Trade accounted for more than half the 4.9 percent annualized growth in Japan’s gross domestic product in the first quarter. Taiwan’s economy grew 13.3 percent from a year earlier, the fastest in three decades, and Singapore expanded at a 38.6 percent annualized rate, reports showed yesterday.
But the boom may not last much longer if Europe's troubles continue.
... The recovery may slow as Europe’s debt woes hurt consumer and business confidence in advanced economies, and a weaker euro makes Asian goods more expensive.
And Thursday's data show that the economic recovery in the US may already be losing momentum. Again from Bloomberg:
The index of U.S. leading economic indicators unexpectedly declined in April, a sign the economic expansion may cool in the second half of the year.
The 0.1 percent decrease in the New York-based Conference Board’s measure of the outlook for three to six months marked the first drop in a year and followed a revised 1.3 percent gain in March. Other reports showed more Americans filed for jobless benefits and manufacturing in the Philadelphia region expanded.
But meanwhile, the decline in stocks appears to be gaining momentum. From Bloomberg on Thursday:
A weeklong rout in stocks deepened, with U.S. benchmark indexes losing the most in more than a year, as reports cast doubts about the strength of the economic recovery and European leaders struggled to contain the region’s debt crisis. Commodities plunged and Treasuries soared.

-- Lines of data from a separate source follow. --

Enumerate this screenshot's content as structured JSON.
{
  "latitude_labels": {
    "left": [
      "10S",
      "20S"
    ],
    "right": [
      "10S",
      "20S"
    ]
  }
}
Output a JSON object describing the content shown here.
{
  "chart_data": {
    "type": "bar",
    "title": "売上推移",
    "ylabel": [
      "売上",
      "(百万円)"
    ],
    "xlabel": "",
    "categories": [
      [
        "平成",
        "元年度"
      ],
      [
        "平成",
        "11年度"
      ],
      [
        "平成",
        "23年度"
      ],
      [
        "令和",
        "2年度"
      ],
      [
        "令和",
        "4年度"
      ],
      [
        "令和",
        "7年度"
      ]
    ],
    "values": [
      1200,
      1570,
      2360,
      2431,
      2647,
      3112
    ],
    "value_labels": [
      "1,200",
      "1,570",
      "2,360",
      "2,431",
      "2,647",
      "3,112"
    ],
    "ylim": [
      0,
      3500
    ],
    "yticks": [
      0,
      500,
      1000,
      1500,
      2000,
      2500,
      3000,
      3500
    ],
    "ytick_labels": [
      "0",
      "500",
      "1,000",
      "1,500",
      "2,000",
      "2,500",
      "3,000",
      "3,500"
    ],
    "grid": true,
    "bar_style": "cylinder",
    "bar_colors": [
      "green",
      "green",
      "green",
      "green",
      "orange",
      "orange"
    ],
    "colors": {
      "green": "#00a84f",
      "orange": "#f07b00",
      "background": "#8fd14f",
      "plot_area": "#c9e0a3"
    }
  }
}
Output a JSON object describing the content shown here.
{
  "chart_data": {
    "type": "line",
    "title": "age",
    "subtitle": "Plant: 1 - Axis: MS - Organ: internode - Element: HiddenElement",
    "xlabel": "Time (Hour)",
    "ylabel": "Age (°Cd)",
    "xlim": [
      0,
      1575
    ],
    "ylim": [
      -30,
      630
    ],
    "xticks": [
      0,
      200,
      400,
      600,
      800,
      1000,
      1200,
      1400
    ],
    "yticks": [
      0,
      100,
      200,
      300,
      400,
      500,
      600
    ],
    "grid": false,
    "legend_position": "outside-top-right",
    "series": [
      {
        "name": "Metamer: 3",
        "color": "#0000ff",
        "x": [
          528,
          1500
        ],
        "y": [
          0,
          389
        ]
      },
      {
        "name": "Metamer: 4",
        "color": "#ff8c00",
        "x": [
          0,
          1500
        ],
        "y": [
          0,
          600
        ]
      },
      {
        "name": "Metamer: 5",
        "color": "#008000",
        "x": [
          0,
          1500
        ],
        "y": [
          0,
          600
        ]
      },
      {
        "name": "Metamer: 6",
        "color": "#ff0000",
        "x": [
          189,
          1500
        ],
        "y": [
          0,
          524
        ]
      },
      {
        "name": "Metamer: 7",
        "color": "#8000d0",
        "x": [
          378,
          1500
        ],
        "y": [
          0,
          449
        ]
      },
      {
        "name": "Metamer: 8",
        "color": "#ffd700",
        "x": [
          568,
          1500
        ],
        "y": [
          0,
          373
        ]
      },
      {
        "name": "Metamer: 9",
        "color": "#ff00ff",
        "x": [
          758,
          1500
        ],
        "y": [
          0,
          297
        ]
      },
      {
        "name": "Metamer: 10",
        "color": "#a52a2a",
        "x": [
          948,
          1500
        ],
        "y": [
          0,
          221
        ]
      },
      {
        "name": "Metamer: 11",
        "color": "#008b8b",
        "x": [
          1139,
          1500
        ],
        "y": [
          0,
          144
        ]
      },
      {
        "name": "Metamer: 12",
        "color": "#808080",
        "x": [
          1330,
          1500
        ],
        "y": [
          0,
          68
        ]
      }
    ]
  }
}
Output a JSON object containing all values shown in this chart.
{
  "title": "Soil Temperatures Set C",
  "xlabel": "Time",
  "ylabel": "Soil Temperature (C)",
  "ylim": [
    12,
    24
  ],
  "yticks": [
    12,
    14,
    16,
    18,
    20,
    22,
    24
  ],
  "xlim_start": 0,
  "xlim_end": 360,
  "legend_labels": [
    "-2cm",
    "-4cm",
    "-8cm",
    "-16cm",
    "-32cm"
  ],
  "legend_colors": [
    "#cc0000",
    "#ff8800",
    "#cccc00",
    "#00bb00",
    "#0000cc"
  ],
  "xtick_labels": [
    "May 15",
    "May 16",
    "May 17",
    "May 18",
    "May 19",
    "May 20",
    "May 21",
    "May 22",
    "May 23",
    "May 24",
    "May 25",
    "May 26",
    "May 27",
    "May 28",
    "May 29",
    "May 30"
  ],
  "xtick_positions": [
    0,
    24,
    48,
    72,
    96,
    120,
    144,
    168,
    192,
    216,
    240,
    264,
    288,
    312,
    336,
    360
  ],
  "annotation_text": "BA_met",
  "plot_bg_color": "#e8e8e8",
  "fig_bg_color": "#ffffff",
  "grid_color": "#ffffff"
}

The Standard & Poor’s 500 Index plunged 3.9 percent to 1,071.59 at 4 p.m. in New York, its biggest drop since April 2009. The Stoxx Europe 600 Index lost 2.2 percent and the S&P GSCI Index of commodities tumbled to the lowest since October. The losses accelerated even as the euro rallied as much as 1.5 percent to $1.2598 after earlier flirting with a four-year low. Ten-year Treasury yields sank to the lowest level of the year, down 15 basis points at 3.22 percent. The yen rallied against all 16 major counterparts.